Como é que se cria essa "lógica"?
Miyachi:
Através de folhas de cálculo. Ao utilizarmos múltiplas folhas de cálculo, organizamos parâmetros como o fundo a utilizar em cada cena, a música que toca em cada momento e para que cena saltamos se cumprirmos certas condições.
Sakamoto:
Também usámos as folhas de cálculo para gerir a progressão do jogo. Depois, carregámo-las para uma ferramenta e executámo-la. Desenvolver a lógica de modo a que nada falhasse foi... uma tarefa meticulosa. (Risos)

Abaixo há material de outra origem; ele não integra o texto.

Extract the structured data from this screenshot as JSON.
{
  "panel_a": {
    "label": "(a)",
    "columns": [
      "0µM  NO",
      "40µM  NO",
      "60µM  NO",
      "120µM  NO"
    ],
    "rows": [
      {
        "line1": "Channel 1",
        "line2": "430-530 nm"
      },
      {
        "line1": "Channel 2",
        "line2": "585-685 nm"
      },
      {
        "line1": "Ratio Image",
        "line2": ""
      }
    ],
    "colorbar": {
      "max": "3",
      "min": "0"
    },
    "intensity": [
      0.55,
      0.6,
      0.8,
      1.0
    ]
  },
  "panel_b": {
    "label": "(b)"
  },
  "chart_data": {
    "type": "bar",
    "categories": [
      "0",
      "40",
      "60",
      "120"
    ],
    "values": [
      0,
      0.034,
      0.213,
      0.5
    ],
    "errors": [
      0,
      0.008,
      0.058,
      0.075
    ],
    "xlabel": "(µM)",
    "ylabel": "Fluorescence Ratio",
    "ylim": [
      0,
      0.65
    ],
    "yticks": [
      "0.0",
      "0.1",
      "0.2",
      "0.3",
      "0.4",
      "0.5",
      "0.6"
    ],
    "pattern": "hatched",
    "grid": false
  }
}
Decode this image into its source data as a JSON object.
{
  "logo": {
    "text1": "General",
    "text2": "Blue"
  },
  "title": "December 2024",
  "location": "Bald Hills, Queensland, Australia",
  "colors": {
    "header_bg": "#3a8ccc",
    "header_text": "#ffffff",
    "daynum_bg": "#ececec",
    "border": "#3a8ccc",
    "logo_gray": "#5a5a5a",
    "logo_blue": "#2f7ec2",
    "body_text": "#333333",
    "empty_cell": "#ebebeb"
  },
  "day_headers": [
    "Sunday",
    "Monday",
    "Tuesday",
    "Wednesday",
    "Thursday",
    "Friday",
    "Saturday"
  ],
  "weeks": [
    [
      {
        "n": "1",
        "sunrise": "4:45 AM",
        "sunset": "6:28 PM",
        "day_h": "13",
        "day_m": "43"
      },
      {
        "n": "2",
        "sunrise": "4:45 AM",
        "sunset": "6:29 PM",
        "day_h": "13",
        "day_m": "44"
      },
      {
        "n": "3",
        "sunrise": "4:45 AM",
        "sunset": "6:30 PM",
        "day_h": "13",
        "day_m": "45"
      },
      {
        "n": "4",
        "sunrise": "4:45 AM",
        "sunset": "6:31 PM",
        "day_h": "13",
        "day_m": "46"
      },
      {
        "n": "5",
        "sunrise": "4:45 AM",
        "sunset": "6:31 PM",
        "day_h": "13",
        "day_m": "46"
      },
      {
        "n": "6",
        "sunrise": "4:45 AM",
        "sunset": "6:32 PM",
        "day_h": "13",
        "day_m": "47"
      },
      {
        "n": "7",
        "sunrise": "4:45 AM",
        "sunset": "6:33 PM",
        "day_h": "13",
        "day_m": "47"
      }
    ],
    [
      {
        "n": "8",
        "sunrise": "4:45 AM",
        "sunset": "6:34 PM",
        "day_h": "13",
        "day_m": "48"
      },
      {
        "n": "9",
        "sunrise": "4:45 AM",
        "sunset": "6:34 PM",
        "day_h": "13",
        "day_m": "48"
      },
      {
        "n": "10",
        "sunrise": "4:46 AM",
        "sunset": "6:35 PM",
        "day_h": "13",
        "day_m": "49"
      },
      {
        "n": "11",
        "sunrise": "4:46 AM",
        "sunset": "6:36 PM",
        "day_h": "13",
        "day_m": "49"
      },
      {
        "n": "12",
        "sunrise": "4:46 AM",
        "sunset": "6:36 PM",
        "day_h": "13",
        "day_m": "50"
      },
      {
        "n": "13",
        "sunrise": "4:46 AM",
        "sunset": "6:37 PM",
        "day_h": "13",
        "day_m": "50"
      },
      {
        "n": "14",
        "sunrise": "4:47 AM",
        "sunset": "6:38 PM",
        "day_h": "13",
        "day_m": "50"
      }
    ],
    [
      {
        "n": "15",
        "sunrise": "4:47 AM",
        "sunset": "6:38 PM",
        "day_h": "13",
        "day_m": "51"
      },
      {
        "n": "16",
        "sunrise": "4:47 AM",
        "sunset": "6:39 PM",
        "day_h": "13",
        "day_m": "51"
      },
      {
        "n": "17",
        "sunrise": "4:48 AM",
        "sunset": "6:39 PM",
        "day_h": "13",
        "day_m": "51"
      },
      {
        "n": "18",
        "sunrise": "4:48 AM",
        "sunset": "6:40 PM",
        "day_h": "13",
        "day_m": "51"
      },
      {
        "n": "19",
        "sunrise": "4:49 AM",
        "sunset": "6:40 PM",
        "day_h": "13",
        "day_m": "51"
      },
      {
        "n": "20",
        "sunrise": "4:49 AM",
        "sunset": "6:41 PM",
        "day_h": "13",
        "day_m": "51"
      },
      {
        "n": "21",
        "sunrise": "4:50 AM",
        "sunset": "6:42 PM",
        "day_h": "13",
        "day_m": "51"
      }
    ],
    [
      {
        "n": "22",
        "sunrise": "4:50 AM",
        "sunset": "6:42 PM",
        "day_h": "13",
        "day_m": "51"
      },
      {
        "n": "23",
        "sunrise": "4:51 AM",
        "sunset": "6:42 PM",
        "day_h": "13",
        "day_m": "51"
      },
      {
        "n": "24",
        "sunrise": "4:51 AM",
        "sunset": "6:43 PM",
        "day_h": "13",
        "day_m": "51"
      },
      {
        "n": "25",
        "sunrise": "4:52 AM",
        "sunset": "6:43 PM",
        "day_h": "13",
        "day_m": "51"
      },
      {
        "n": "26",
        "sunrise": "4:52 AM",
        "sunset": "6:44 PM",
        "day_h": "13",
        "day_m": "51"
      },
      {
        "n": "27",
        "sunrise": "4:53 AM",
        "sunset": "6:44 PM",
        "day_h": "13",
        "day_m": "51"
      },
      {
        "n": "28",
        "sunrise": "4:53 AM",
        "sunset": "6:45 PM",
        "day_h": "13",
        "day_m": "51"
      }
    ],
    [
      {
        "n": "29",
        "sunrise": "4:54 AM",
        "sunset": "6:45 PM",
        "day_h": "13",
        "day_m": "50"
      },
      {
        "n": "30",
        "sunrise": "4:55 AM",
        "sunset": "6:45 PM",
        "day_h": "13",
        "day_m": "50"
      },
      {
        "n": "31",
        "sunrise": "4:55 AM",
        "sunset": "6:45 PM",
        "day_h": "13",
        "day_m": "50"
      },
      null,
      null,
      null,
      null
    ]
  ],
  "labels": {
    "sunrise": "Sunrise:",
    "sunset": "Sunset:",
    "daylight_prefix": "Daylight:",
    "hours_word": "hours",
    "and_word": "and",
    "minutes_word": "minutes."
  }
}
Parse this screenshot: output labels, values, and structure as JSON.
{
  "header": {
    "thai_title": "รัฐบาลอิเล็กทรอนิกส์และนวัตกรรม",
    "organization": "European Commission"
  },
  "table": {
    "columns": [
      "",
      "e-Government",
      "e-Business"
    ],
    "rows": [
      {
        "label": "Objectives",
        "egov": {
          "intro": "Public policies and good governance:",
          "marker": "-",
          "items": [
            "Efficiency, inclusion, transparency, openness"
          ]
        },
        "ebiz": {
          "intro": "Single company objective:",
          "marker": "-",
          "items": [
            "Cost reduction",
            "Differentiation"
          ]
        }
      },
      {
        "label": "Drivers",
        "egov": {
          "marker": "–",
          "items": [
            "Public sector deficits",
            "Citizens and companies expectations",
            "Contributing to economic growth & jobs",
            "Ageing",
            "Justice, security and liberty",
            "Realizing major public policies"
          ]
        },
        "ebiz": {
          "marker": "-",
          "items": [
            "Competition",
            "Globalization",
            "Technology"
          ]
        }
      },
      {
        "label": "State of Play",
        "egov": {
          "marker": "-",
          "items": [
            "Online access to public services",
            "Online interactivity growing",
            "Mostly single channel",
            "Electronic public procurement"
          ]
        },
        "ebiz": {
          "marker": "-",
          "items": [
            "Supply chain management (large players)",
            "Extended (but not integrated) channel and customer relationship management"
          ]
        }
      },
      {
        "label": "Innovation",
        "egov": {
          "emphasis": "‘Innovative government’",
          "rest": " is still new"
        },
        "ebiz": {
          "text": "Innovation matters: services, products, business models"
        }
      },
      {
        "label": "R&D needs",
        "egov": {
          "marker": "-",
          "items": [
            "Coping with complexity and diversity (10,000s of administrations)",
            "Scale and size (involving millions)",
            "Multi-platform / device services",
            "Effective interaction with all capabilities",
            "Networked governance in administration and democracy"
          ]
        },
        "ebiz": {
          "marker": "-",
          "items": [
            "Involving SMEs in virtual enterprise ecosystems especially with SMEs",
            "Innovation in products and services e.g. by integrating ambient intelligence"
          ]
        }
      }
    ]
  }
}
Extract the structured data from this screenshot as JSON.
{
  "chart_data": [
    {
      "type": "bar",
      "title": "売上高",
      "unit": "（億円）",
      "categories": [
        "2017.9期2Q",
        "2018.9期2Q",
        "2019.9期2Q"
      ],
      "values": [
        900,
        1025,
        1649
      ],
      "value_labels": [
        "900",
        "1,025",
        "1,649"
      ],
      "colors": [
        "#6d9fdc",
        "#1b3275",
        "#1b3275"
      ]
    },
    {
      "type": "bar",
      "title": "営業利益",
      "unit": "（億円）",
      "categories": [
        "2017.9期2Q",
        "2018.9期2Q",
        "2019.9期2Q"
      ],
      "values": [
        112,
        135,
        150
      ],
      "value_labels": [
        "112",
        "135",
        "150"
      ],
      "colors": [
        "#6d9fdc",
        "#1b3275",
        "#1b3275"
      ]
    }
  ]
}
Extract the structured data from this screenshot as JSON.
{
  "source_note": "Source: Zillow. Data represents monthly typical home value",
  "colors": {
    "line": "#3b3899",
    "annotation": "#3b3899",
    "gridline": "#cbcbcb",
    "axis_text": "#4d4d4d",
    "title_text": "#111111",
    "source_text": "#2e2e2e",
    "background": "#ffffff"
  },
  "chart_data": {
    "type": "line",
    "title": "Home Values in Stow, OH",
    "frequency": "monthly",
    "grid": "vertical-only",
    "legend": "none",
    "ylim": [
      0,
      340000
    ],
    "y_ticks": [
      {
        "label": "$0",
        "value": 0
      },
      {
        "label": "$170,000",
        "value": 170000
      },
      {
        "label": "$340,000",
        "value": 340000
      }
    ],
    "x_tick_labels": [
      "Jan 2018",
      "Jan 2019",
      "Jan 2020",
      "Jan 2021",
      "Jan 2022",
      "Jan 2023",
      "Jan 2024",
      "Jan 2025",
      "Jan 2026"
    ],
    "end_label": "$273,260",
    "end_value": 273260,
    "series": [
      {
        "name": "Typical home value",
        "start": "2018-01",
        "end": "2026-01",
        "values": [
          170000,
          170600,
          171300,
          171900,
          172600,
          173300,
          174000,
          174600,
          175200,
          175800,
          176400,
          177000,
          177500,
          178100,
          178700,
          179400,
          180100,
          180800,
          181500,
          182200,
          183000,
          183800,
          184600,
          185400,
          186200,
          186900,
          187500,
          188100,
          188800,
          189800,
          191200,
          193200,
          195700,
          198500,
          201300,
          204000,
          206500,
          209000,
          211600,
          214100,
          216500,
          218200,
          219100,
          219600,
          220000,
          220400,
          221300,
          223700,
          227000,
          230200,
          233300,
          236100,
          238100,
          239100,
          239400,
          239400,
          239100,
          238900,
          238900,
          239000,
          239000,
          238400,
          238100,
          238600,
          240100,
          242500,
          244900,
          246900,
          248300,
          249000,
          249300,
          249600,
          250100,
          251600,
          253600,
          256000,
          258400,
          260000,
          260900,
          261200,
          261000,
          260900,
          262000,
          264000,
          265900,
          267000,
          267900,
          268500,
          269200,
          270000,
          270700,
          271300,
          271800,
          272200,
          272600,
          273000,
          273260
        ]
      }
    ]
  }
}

Estes documentos são incrivelmente detalhados.
Miyachi:
O mais ínfimo erro presente no ficheiro poderia levar a narrativa no caminho errado e, por vezes, não conseguia perceber onde tinha cometido um erro.
Sakamoto:
Durante o desenvolvimento de Famicom Detective Club PART II: The Girl Who Stands Behind para a Super Famicom, usei diferentes ferramentas e construí a lógica sozinho. Desta vez, a Miyachi-san reviu atentamente cada detalhe da lógica e inseriu as correções necessárias.
Miyachi:
O Sakamoto-san queria muito mostrar-me o que tinha feito, até declarou presunçosamente: "Sou a única pessoa que consegue criar a lógica desta série, olha para isto!" Mas quando experimentei, não achei muito divertido. (Risos)
Todos:
(Risos)
Miyachi:
É claro que a lógica estava bem organizada, a história fazia sentido. Mas fiquei com a impressão de que faltava qualquer coisa. Enquanto eu pensava na melhor maneira de dar as más notícias ao Sakamoto-san, ele disse-me: "Podes ser honesta." E foi o que eu fiz: "Não achei muito divertido."
Sakamoto:
Fiquei estupefacto. (Risos) Sempre tive o hábito, desde que trabalhava sozinho, de não tornar a lógica demasiado fácil de resolver. Acabei por torná-la demasiado complexa. Mas percebi que não tem piada se não a conseguirem resolver. Quero que os jogadores sintam que alcançam algo quando resolvem um quebra-cabeças, mas não devia dificultá-los tanto que nem consigam equacionar como os solucionar. Foi realmente desafiante manter o equilíbrio certo ao longo do jogo.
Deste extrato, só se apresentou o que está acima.